Quels que soient nos désaccords, nous pouvons être attachés à cet enrichissement dont le 49.3 et l'arbitrage opaque qui s'ensuit nous privent une nouvelle fois. Je salue à nouveau la qualité des échanges que nous avons eus avec vous, monsieur le ministre, lors de l'examen des articles qui ont fait consensus – sur le papillomavirus, les protections menstruelles ou les préservatifs. Nous regrettons que ces échanges n'aient pas pu se poursuivre : le contenu intrinsèque des dispositions que nous n'avons pas eu le temps de discuter, mais aussi les jalons que nous aurions pu poser ensemble pour la suite en valaient pourtant la peine.
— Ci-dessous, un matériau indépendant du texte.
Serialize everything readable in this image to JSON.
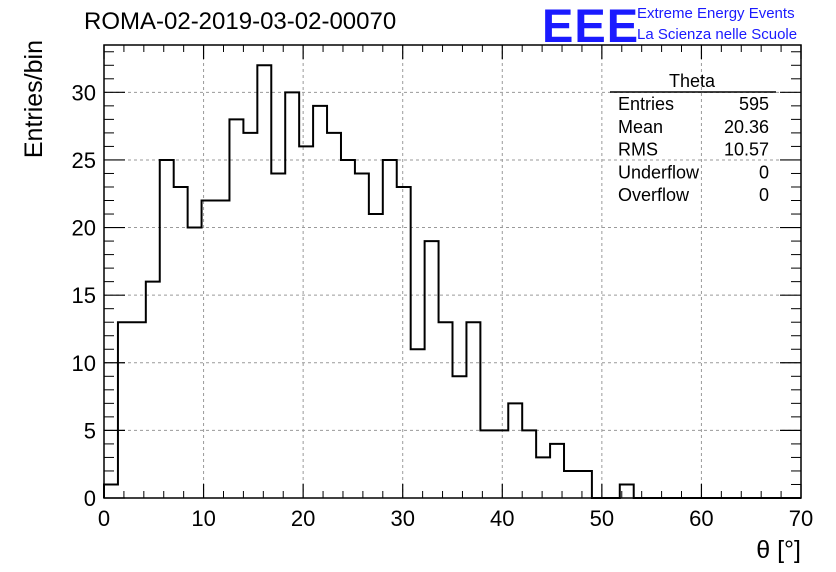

Il vous faudra procéder à une refonte de votre méthode de travail. À défaut, nous nous retrouverons dans une impasse, la même depuis deux PLFSS : si nous continuons ainsi ad vitam aeternam – nous pouvons le faire, mais pour les acteurs que nous représentons, notamment nos concitoyens, c'est plus grave – la frustration grandira et risque de se transformer en colère. Ainsi, le Ségur de la santé n'a été qu'un exercice purement formel, et n'a débouché sur rien de concret. Il a souffert d'une convocation de dernière minute, d'un agenda changeant et d'un ordre du jour qui n'a pas été correctement transmis. Comment mieux procéder ? Je vous l'ai dit hier en commission, je vous le répète : si vous voulez vraiment changer la donne, il faut préparer le prochain PLFSS à partir de janvier – au moins les états budgétaires si ce n'est les articles proprement dits, mais cela impliquerait de changer votre vision budgétaire du pays.
Autre source de frustration : la déconsidération du travail transpartisan, pourtant efficace. Avec Marc Ferracci, nous avions par exemple mené un travail sur les exonérations de cotisations sociales sans effet sur l'emploi ou la compétitivité. Nous avions proposé de supprimer le « bandeau famille », mais vous avez préféré une mesure a minima à cette première étape.
La méthode n'est pas au point ; le fond non plus. Ainsi, nous examinons encore la proposition de loi « bien vieillir », qui concerne la branche autonomie de la sécurité sociale. Notre collègue Laurence Cristol nous a assuré que tout allait pour le mieux : c'est formidable. Cependant, lors de sa dernière campagne présidentielle, Emmanuel Macron avait fait la promesse de créer 50 000 postes supplémentaires d'aides-soignants et d'infirmiers en Ehpad d'ici à la fin du quinquennat en 2027 ; c'était notoirement insuffisant, les besoins étant estimés à 20 000 postes par an au minimum. Dans le PLFSS pour 2023, vous avez créé 3 000 postes ; cette année, vous n'en prévoyez que 6 000, soit 9 000 en tout, ce qui n'est certainement pas de nature à améliorer la prise en charge de nos aînés. Pire : en réponse à une motion de censure, la Première ministre a subrepticement annoncé que l'échéance n'était plus 2027, mais 2030. Il faudra donc huit ans pour honorer la promesse présidentielle ! Voilà le problème de cette trajectoire – j'espère que nous le corrigerons dans la future loi de programmation consacrée au grand âge.
Tous ces éléments sont à l'image de votre vision. Vous nous avez certes donné des gages sur les franchises ; dont acte, mais elles peuvent toujours être décidées par décret. Cet impôt sur la maladie est une erreur – il contribue à la casse sociale, que Bruno Le Maire vient d'ailleurs d'accentuer dans un autre domaine, en annonçant une baisse de l'indemnisation des chômeurs de plus de 55 ans.